Funny and serious at the same time, that is Parr’s work: “I make serious photos disguised as entertainment,” as he once described it. You could see it in all his famous photos since his breakthrough in the 1980s. They are usually about very ordinary people with very ordinary leisure activities, especially from the… working class of England: series about bored couples in restaurants, people eating at tourist locations, conservative clubs.
Martin Parr’s work at an exhibition in Valencia.
Photo Juan Carlos Cardenas/ANP
His work is sometimes described as a critique of consumerism or modernity in general; He has also been accused of ridiculing the ‘common man’. And no, no one is beautiful in his images: beach bodies are burned red, food is being eaten. But the people here aren’t really ugly. Rather, they are simply human, and his photos are stories from the everyday – and what exactly that story is is up to you.

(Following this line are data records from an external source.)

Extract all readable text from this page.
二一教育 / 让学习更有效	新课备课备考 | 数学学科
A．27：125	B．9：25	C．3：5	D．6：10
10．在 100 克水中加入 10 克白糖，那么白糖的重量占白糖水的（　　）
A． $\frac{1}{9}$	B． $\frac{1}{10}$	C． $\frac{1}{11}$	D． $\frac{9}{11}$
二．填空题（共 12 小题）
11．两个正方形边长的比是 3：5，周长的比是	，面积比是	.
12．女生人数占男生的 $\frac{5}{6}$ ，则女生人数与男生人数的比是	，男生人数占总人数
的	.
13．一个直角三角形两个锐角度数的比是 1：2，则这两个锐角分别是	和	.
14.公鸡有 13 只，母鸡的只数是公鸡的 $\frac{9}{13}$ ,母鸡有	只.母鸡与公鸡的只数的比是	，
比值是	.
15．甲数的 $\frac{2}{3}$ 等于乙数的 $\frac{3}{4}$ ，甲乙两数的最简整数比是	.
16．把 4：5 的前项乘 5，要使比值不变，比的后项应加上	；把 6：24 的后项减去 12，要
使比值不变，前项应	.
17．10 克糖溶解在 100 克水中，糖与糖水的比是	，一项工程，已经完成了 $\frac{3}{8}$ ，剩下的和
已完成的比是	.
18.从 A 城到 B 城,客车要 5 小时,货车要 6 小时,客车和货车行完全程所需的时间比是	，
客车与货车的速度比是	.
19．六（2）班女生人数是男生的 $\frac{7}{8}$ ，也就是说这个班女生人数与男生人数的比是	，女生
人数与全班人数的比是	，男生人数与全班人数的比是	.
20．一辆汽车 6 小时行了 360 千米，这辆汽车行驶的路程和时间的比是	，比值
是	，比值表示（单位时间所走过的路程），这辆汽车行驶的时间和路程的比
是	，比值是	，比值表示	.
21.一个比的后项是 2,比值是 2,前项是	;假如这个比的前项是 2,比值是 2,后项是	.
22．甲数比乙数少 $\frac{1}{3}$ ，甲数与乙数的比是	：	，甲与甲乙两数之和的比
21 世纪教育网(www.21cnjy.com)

Perhaps it is because of this combination of sharp observation and empathy that Martin Parr’s everyday photos have quickly become iconic. In England, over the course of the 1980s and 1990s, he became something of a chronicler of daily life. He published about a hundred books, became world famous, and eventually became the chairman of the legendary photo agency Magnum Photos between 2013 and 2017.

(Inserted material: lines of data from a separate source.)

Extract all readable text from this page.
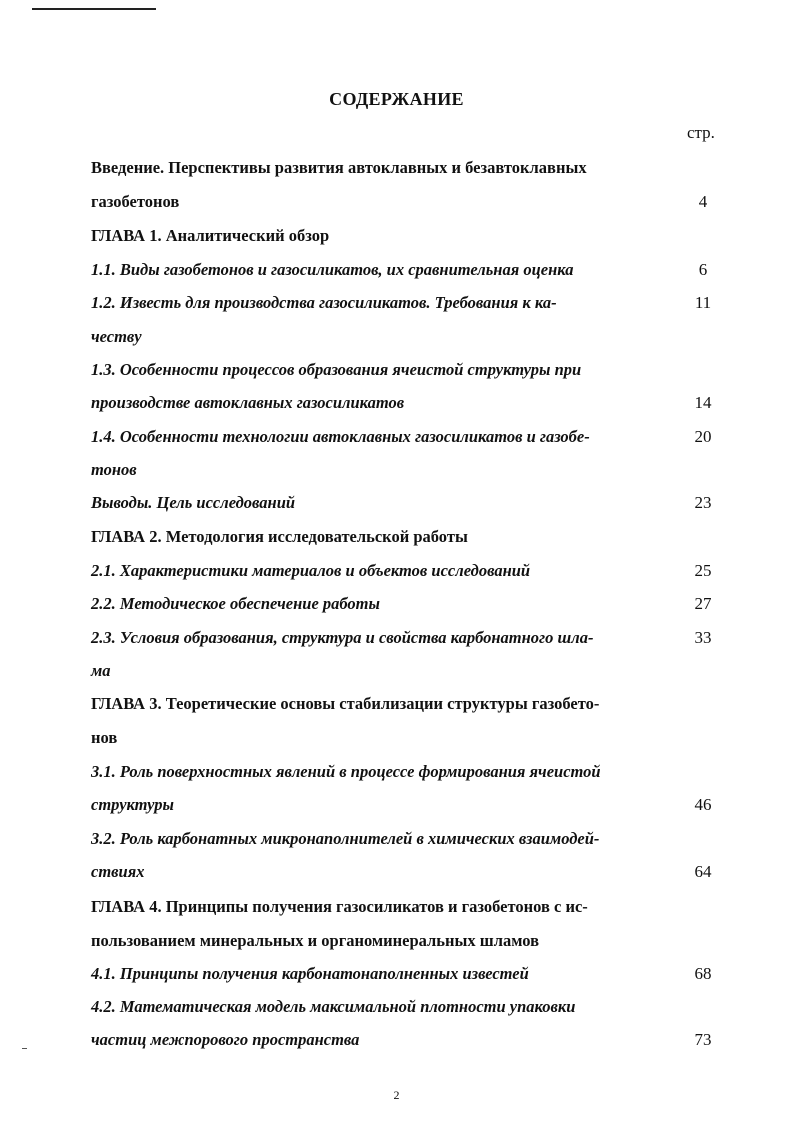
СОДЕРЖАНИЕ
стр.
Введение. Перспективы развития автоклавных и безавтоклавных
газобетонов	4
ГЛАВА 1. Аналитический обзор
1.1. Виды газобетонов и газосиликатов, их сравнительная оценка	6
1.2. Известь для производства газосиликатов. Требования к ка-	11
честву
1.3. Особенности процессов образования ячеистой структуры при
производстве автоклавных газосиликатов	14
1.4. Особенности технологии автоклавных газосиликатов и газобе-	20
тонов
Выводы. Цель исследований	23
ГЛАВА 2. Методология исследовательской работы
2.1. Характеристики материалов и объектов исследований	25
2.2. Методическое обеспечение работы	27
2.3. Условия образования, структура и свойства карбонатного шла-	33
ма
ГЛАВА 3. Теоретические основы стабилизации структуры газобето-
нов
3.1. Роль поверхностных явлений в процессе формирования ячеистой
структуры	46
3.2. Роль карбонатных микронаполнителей в химических взаимодей-
ствиях	64
ГЛАВА 4. Принципы получения газосиликатов и газобетонов с ис-
пользованием минеральных и органоминеральных шламов
4.1. Принципы получения карбонатонаполненных известей	68
4.2. Математическая модель максимальной плотности упаковки
частиц межпорового пространства	73
2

Exhibition with work by Parr in the Kunsthal in Rotterdam, 2003.
Photos Vincent Mentzel
That appointment shows how the photojournalistic world had changed, while Parr continued to do what he always did. When Parr joined the prestigious Magnum in 1994, it was accompanied by controversy. As Parr himself described it: Magnum was about serious photojournalism, photos that wanted nothing less than to change the world. In comparison, Parr was much more of an observer from the sidelines, and the interpretation of his work was “open-ended.”
But when does an image change the world? With his approach, Parr became a photographer who taught his viewers to look more closely at the everyday. Nowhere was this more successful than with the series that would become his breakthrough: The Last Resortthree summers between 1985 and 1987 on the beaches of New Brighton, among the fish and chips and the screaming children. Suddenly the ice cream seller looksa teenage girl with her first makeup, looking at us, irritated and cold. In front of the counter a boy has his ice cream in his hand, rushing between the pushing people waiting; he quickly glances furtively at the ice cream seller’s body.
Parr captured that exact look: not pretty, not critical, but one that thousands of kids at swimming pools know.

An outdoor exhibition in Switzerland with work by Martin Parr.